Table of Contents
1. API Design Principles
1.1 Richardson Maturity Model
The REST maturity model proposed by Leonard Richardson classifies how RESTful an API is across four levels.
| Level | Name | Description |
|---|---|---|
| Level 0 | The Swamp of POX | Single URI, single HTTP method (usually POST) |
| Level 1 | Resources | Individual resource URIs, still single method |
| Level 2 | HTTP Verbs | Proper use of HTTP methods (GET, POST, PUT, DELETE) |
| Level 3 | Hypermedia Controls | HATEOAS - responses include links to next actions |
Most production APIs target Level 2, while Level 3 (HATEOAS) is applied selectively since its implementation complexity rarely justifies the benefits.
1.2 Resource Naming Conventions
Consistent resource naming is the cornerstone of good API design.
# Good examples
GET /api/v1/users
GET /api/v1/users/123
GET /api/v1/users/123/orders
POST /api/v1/users
PUT /api/v1/users/123
DELETE /api/v1/users/123
# Bad examples
GET /api/v1/getUsers
POST /api/v1/createUser
GET /api/v1/user_list
Core principles:
- Use nouns: Resources are expressed as nouns (users, orders, products)
- Plurals: Collections use plural forms (/users, /orders)
- Lowercase + hyphens: Use kebab-case (/order-items)
- Hierarchical relationships: Express with nested resources (/users/123/orders)

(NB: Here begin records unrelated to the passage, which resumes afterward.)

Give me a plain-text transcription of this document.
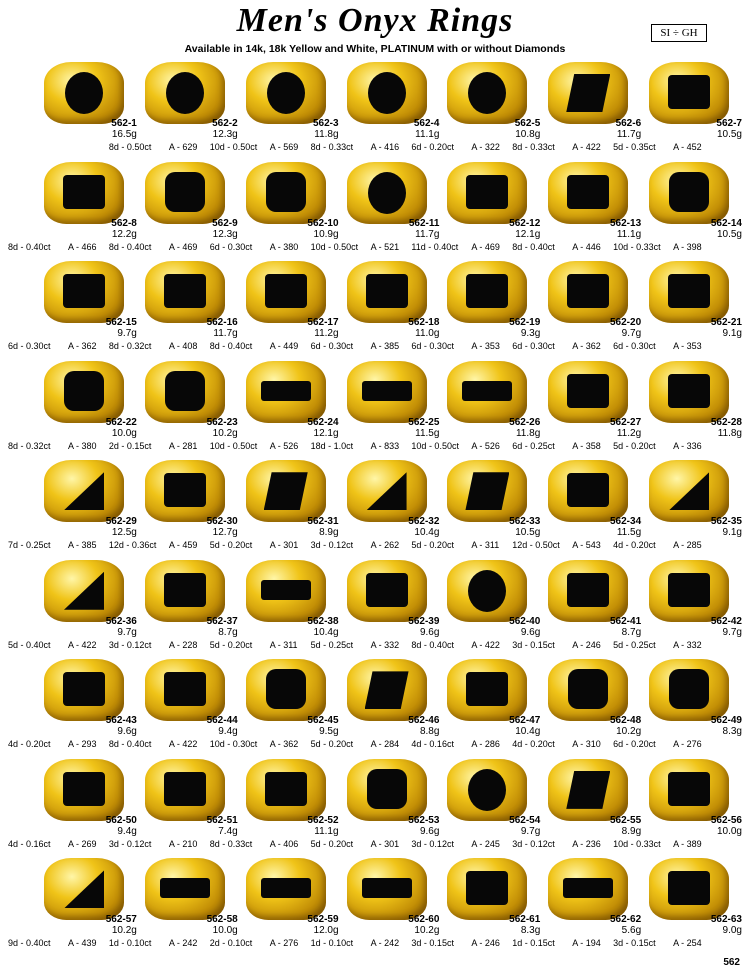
Men's Onyx Rings	SI ÷ GH
Available in 14k, 18k Yellow and White, PLATINUM with or without Diamonds
562-1
16.5g
562-2
12.3g
8d - 0.50ct A - 629
562-3
11.8g
10d - 0.50ct A - 569
562-4
11.1g
8d - 0.33ct A - 416
562-5
10.8g
6d - 0.20ct A - 322
562-6
11.7g
8d - 0.33ct A - 422
562-7
10.5g
5d - 0.35ct A - 452
562-8
12.2g
8d - 0.40ct A - 466
562-9
12.3g
8d - 0.40ct A - 469
562-10
10.9g
6d - 0.30ct A - 380
562-11
11.7g
10d - 0.50ct A - 521
562-12
12.1g
11d - 0.40ct A - 469
562-13
11.1g
8d - 0.40ct A - 446
562-14
10.5g
10d - 0.33ct A - 398
562-15
9.7g
6d - 0.30ct A - 362
562-16
11.7g
8d - 0.32ct A - 408
562-17
11.2g
8d - 0.40ct A - 449
562-18
11.0g
6d - 0.30ct A - 385
562-19
9.3g
6d - 0.30ct A - 353
562-20
9.7g
6d - 0.30ct A - 362
562-21
9.1g
6d - 0.30ct A - 353
562-22
10.0g
8d - 0.32ct A - 380
562-23
10.2g
2d - 0.15ct A - 281
562-24
12.1g
10d - 0.50ct A - 526
562-25
11.5g
18d - 1.0ct A - 833
562-26
11.8g
10d - 0.50ct A - 526
562-27
11.2g
6d - 0.25ct A - 358
562-28
11.8g
5d - 0.20ct A - 336
562-29
12.5g
7d - 0.25ct A - 385
562-30
12.7g
12d - 0.36ct A - 459
562-31
8.9g
5d - 0.20ct A - 301
562-32
10.4g
3d - 0.12ct A - 262
562-33
10.5g
5d - 0.20ct A - 311
562-34
11.5g
12d - 0.50ct A - 543
562-35
9.1g
4d - 0.20ct A - 285
562-36
9.7g
5d - 0.40ct A - 422
562-37
8.7g
3d - 0.12ct A - 228
562-38
10.4g
5d - 0.20ct A - 311
562-39
9.6g
5d - 0.25ct A - 332
562-40
9.6g
8d - 0.40ct A - 422
562-41
8.7g
3d - 0.15ct A - 246
562-42
9.7g
5d - 0.25ct A - 332
562-43
9.6g
4d - 0.20ct A - 293
562-44
9.4g
8d - 0.40ct A - 422
562-45
9.5g
10d - 0.30ct A - 362
562-46
8.8g
5d - 0.20ct A - 284
562-47
10.4g
4d - 0.16ct A - 286
562-48
10.2g
4d - 0.20ct A - 310
562-49
8.3g
6d - 0.20ct A - 276
562-50
9.4g
4d - 0.16ct A - 269
562-51
7.4g
3d - 0.12ct A - 210
562-52
11.1g
8d - 0.33ct A - 406
562-53
9.6g
5d - 0.20ct A - 301
562-54
9.7g
3d - 0.12ct A - 245
562-55
8.9g
3d - 0.12ct A - 236
562-56
10.0g
10d - 0.33ct A - 389
562-57
10.2g
9d - 0.40ct A - 439
562-58
10.0g
1d - 0.10ct A - 242
562-59
12.0g
2d - 0.10ct A - 276
562-60
10.2g
1d - 0.10ct A - 242
562-61
8.3g
3d - 0.15ct A - 246
562-62
5.6g
1d - 0.15ct A - 194
562-63
9.0g
3d - 0.15ct A - 254
562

- Filtering via query parameters: /users?status=active&role=admin
1.3 HTTP Methods and Status Codes
GET - Read (safe, idempotent)
POST - Create (unsafe, non-idempotent)
PUT - Full update (unsafe, idempotent)
PATCH - Partial update (unsafe, non-idempotent)
DELETE - Delete (unsafe, idempotent)
OPTIONS - CORS preflight
HEAD - Headers only
Key status code guide:
| Code | Meaning | When to Use |
|---|---|---|
| 200 | OK | Successful GET, PUT, PATCH |
| 201 | Created | Successful POST (include Location header) |
| 204 | No Content | Successful DELETE |
| 400 | Bad Request | Invalid request format |
| 401 | Unauthorized | Authentication failure |
| 403 | Forbidden | Insufficient permissions |
| 404 | Not Found | Resource does not exist |
| 409 | Conflict | Resource conflict |
| 422 | Unprocessable Entity | Validation failure |
| 429 | Too Many Requests | Rate limit exceeded |
| 500 | Internal Server Error | Server error |
1.4 Request/Response Design
A consistent response format greatly improves the client development experience.
{
"data": {
"id": "user_123",
"type": "user",
"attributes": {
"name": "John Doe",
"email": "john@example.com",
"created_at": "2026-04-12T10:00:00Z"
}
},
"meta": {
"request_id": "req_abc123",
"timestamp": "2026-04-12T10:00:00Z"
}
}
Pagination response:
{
"data": [],
"pagination": {
"page": 1,
"per_page": 20,
"total": 150,
"total_pages": 8,
"next_cursor": "eyJpZCI6MTAwfQ=="
}
}
Error response:
{
"error": {
"code": "VALIDATION_ERROR",
"message": "The request data is invalid",
"details": [
{
"field": "email",
"message": "Not a valid email format"
}
]
}
}
2. REST vs GraphQL vs gRPC
2.1 Comparison Table
| Feature | REST | GraphQL | gRPC |
|---|---|---|---|
| Protocol | HTTP/1.1 | HTTP/1.1 | HTTP/2 |
| Data Format | JSON/XML | JSON | Protocol Buffers |
| Schema | OpenAPI (optional) | SDL (required) | .proto (required) |
| Type Safety | Weak | Strong | Very Strong |
| Over/Under-fetching | Present | Resolved | Resolved |
| Real-time | WebSocket | Subscription | Bidirectional Streaming |
| Browser Support | Native | Native | Requires grpc-web |
| Performance | Moderate | Moderate | High |
| Learning Curve | Low | Medium | High |
2.2 Best Use Cases for Each
REST works best when:
- Building public APIs (Open API)
- Simple CRUD operations
- Caching is critical (leveraging HTTP caching)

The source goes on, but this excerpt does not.